Into the woods that is. This time it's the Rockies, 9,500 feet up in late October. It's snowing lightly, quite beautiful but also quite wet. It's not cold enough to form powder, not sure whether to be happy about that or not. My feet and hands are soaking wet and I'm wishing for a hot tub, shot of whiskey and a naked woman, in that order.

I'm writing this from the self-named "bat cave", pictured above. I'm not sure what the dark mass is to the right of my head but if this were Jeopardy I'd take "Bat Guano for $100 Alex." They say misery loves company but in this case I'm glad I have no furry companions to share this space with me.

I've established a base camp of sorts from which to shoot more "Time in the Woods." It's about a half hour hike up from the trailhead, near a stream, quiet, peaceful. I'm on the southern-facing side of the mountain and as a result these woods are populated with Aspens as opposed to the fir trees on the northern face. At this elevation all the leaves are gone, but the white bark of the aspens creates beautiful reflected light, especially at sunset. Today however the sky is off-white and the trees are dark tan from the melting snow.

I've decided to continue working on this series instead of trying to create resin or latex-based photo sculptures from my skin portraits. Those portraits lack the kind of sensual power I want for them, and using less-than-powerful images as the foundation for a photo sculpture seems like the recipe for a house of cards.

It's hard to give up on an idea that still intrigues me yet whose execution eludes me. I'd like to believe that there's nothing I can't do (except unfortunately turn this bat cave into a whiskey-soaked hot tub orgy) and I console myself by saying that's probably true given infinite time and money. But I'm in the Rockies for the next seven weeks so why not take advantage of it by spending time in a beautiful setting doing something I love.

OK, so what am I doing here, artistically speaking? Trying to capture the passage of time yes, trying to give light it's authority yes, creating beautiful poetic images yes. And what does all that add up to? Simply put -- images with power.

Recall Sugimoto's Theatres or Seascapes and one of their most striking attributes is the power they convey.
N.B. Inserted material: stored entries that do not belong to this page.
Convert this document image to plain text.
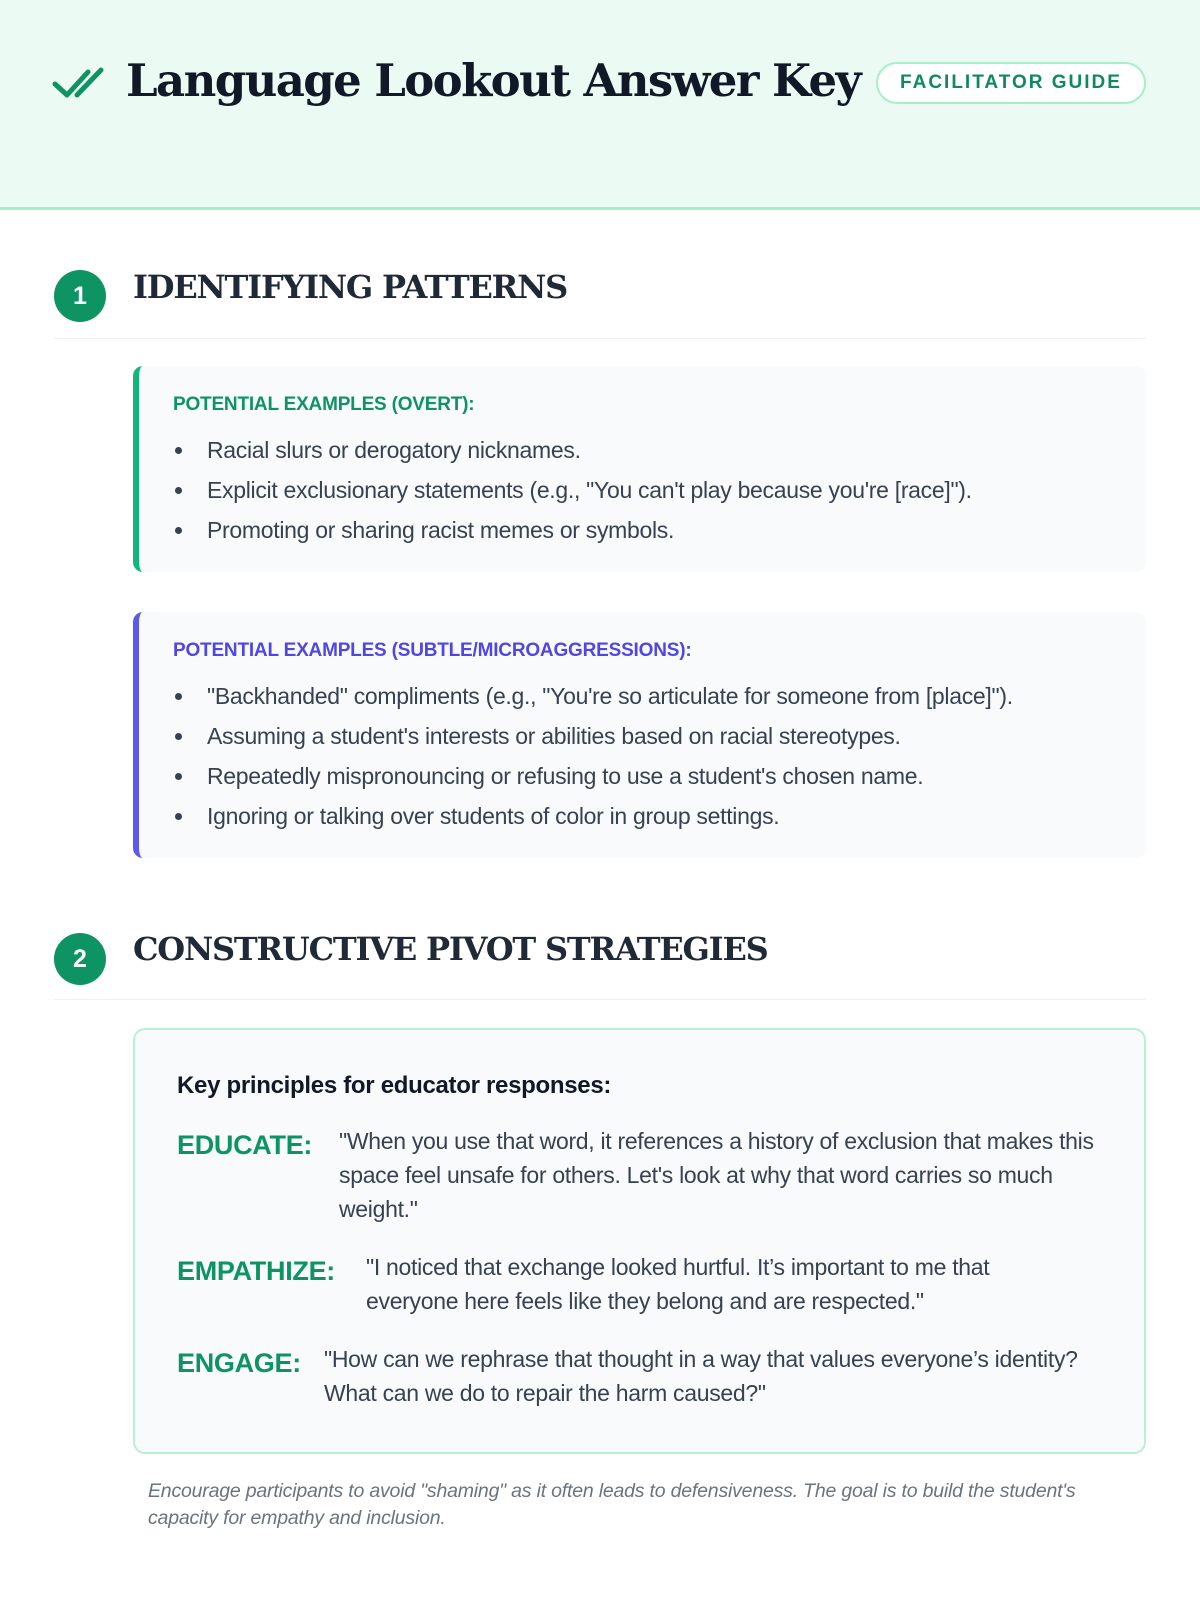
Language Lookout Answer Key	FACILITATOR GUIDE
1	IDENTIFYING PATTERNS
POTENTIAL EXAMPLES (OVERT):
Racial slurs or derogatory nicknames.
Explicit exclusionary statements (e.g., "You can't play because you're [race]").
Promoting or sharing racist memes or symbols.
POTENTIAL EXAMPLES (SUBTLE/MICROAGGRESSIONS):
"Backhanded" compliments (e.g., "You're so articulate for someone from [place]").
Assuming a student's interests or abilities based on racial stereotypes.
Repeatedly mispronouncing or refusing to use a student's chosen name.
Ignoring or talking over students of color in group settings.
2	CONSTRUCTIVE PIVOT STRATEGIES
Key principles for educator responses:
EDUCATE: "When you use that word, it references a history of exclusion that makes this space feel unsafe for others. Let's look at why that word carries so much weight."
EMPATHIZE: "I noticed that exchange looked hurtful. It’s important to me that everyone here feels like they belong and are respected."
ENGAGE: "How can we rephrase that thought in a way that values everyone’s identity? What can we do to repair the harm caused?"
Encourage participants to avoid "shaming" as it often leads to defensiveness. The goal is to build the student's capacity for empathy and inclusion.
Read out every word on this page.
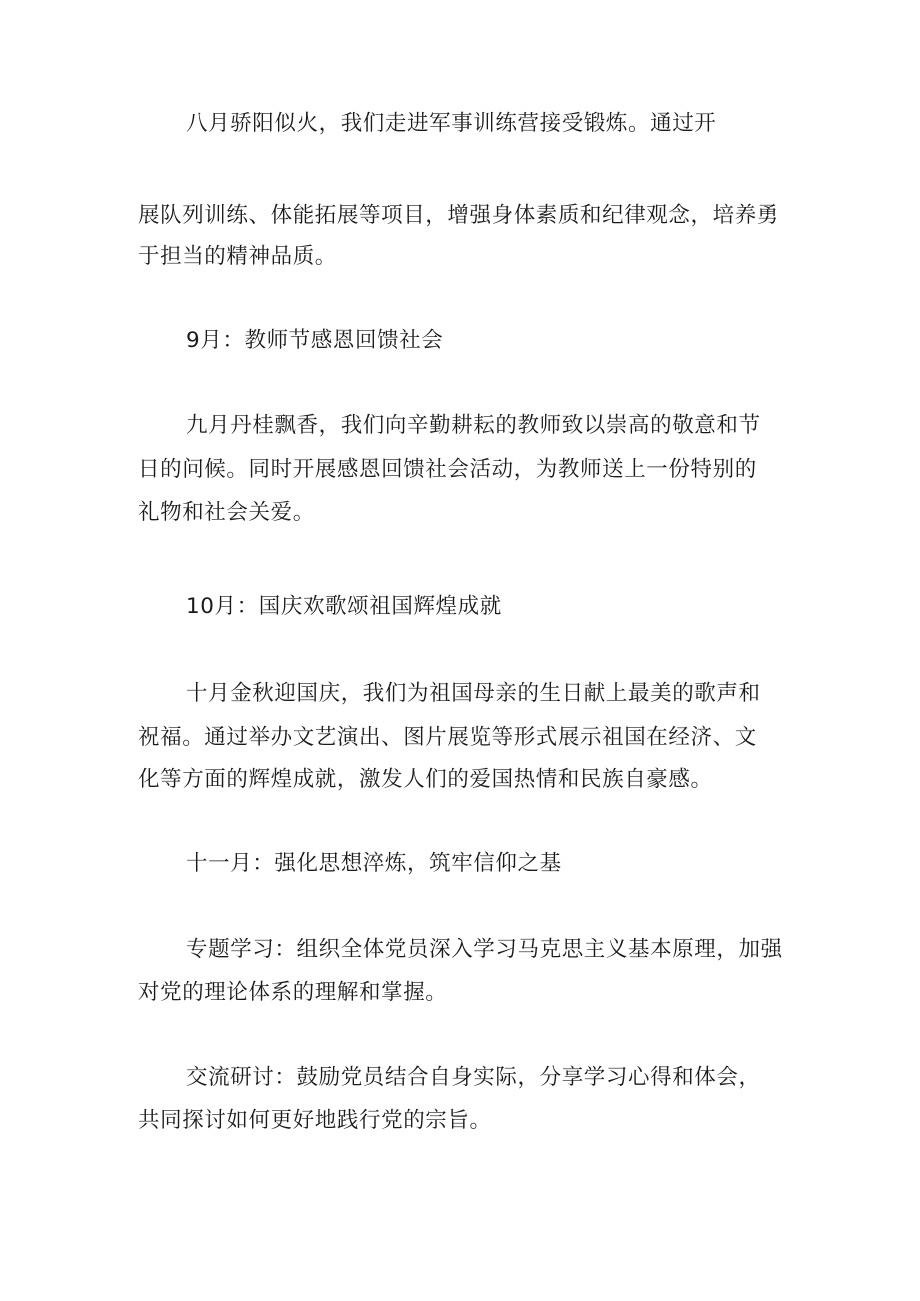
八月骄阳似火，我们走进军事训练营接受锻炼。通过开
展队列训练、体能拓展等项目，增强身体素质和纪律观念，培养勇
于担当的精神品质。
9月：教师节感恩回馈社会
九月丹桂飘香，我们向辛勤耕耘的教师致以崇高的敬意和节
日的问候。同时开展感恩回馈社会活动，为教师送上一份特别的
礼物和社会关爱。
10月：国庆欢歌颂祖国辉煌成就
十月金秋迎国庆，我们为祖国母亲的生日献上最美的歌声和
祝福。通过举办文艺演出、图片展览等形式展示祖国在经济、文
化等方面的辉煌成就，激发人们的爱国热情和民族自豪感。
十一月：强化思想淬炼，筑牢信仰之基
专题学习：组织全体党员深入学习马克思主义基本原理，加强
对党的理论体系的理解和掌握。
交流研讨：鼓励党员结合自身实际，分享学习心得和体会，
共同探讨如何更好地践行党的宗旨。
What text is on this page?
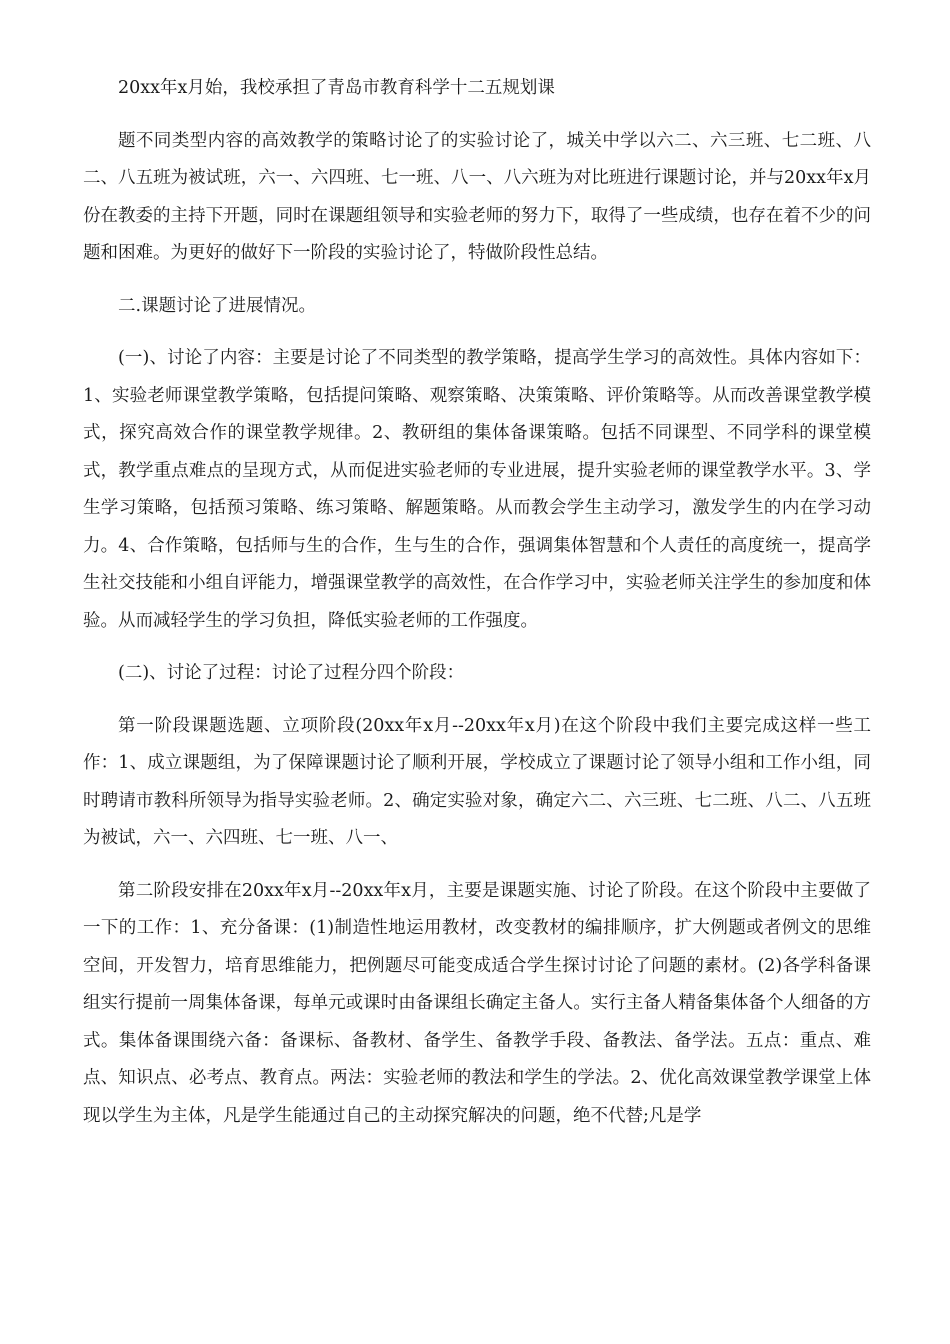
20xx年x月始，我校承担了青岛市教育科学十二五规划课

题不同类型内容的高效教学的策略讨论了的实验讨论了，城关中学以六二、六三班、七二班、八二、八五班为被试班，六一、六四班、七一班、八一、八六班为对比班进行课题讨论，并与20xx年x月份在教委的主持下开题，同时在课题组领导和实验老师的努力下，取得了一些成绩，也存在着不少的问题和困难。为更好的做好下一阶段的实验讨论了，特做阶段性总结。

二.课题讨论了进展情况。

(一)、讨论了内容：主要是讨论了不同类型的教学策略，提高学生学习的高效性。具体内容如下：1、实验老师课堂教学策略，包括提问策略、观察策略、决策策略、评价策略等。从而改善课堂教学模式，探究高效合作的课堂教学规律。2、教研组的集体备课策略。包括不同课型、不同学科的课堂模式，教学重点难点的呈现方式，从而促进实验老师的专业进展，提升实验老师的课堂教学水平。3、学生学习策略，包括预习策略、练习策略、解题策略。从而教会学生主动学习，激发学生的内在学习动力。4、合作策略，包括师与生的合作，生与生的合作，强调集体智慧和个人责任的高度统一，提高学生社交技能和小组自评能力，增强课堂教学的高效性，在合作学习中，实验老师关注学生的参加度和体验。从而减轻学生的学习负担，降低实验老师的工作强度。

(二)、讨论了过程：讨论了过程分四个阶段：

第一阶段课题选题、立项阶段(20xx年x月--20xx年x月)在这个阶段中我们主要完成这样一些工作：1、成立课题组，为了保障课题讨论了顺利开展，学校成立了课题讨论了领导小组和工作小组，同时聘请市教科所领导为指导实验老师。2、确定实验对象，确定六二、六三班、七二班、八二、八五班为被试，六一、六四班、七一班、八一、

第二阶段安排在20xx年x月--20xx年x月，主要是课题实施、讨论了阶段。在这个阶段中主要做了一下的工作：1、充分备课：(1)制造性地运用教材，改变教材的编排顺序，扩大例题或者例文的思维空间，开发智力，培育思维能力，把例题尽可能变成适合学生探讨讨论了问题的素材。(2)各学科备课组实行提前一周集体备课，每单元或课时由备课组长确定主备人。实行主备人精备集体备个人细备的方式。集体备课围绕六备：备课标、备教材、备学生、备教学手段、备教法、备学法。五点：重点、难点、知识点、必考点、教育点。两法：实验老师的教法和学生的学法。2、优化高效课堂教学课堂上体现以学生为主体，凡是学生能通过自己的主动探究解决的问题，绝不代替;凡是学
Like Sugimoto's work, the art that I most admire --Richard Avedon's portraits, Jackson Pollock's paintings, Fred Sanbeck's string sculptures, Richard Serra's steel sculptures, Frank Lloyd Wright's buildings -- all achieve tremendous visual or spatial power. And most do it with a minimum of content. So apart from freezing my ass off, that's really what I'm out here doing; creating energetically powerful images with a sparesness of content. And since a photograph always has to be "of" something, I chose the woods as my subject matter as it has a lot of personal associations for me as a place of renewal, grounding and beauty. It does have a dark side as well, as I discovered in Ligonier, and I'm anxious to experience that again in CO. But first, I gotta turn up the hot tub.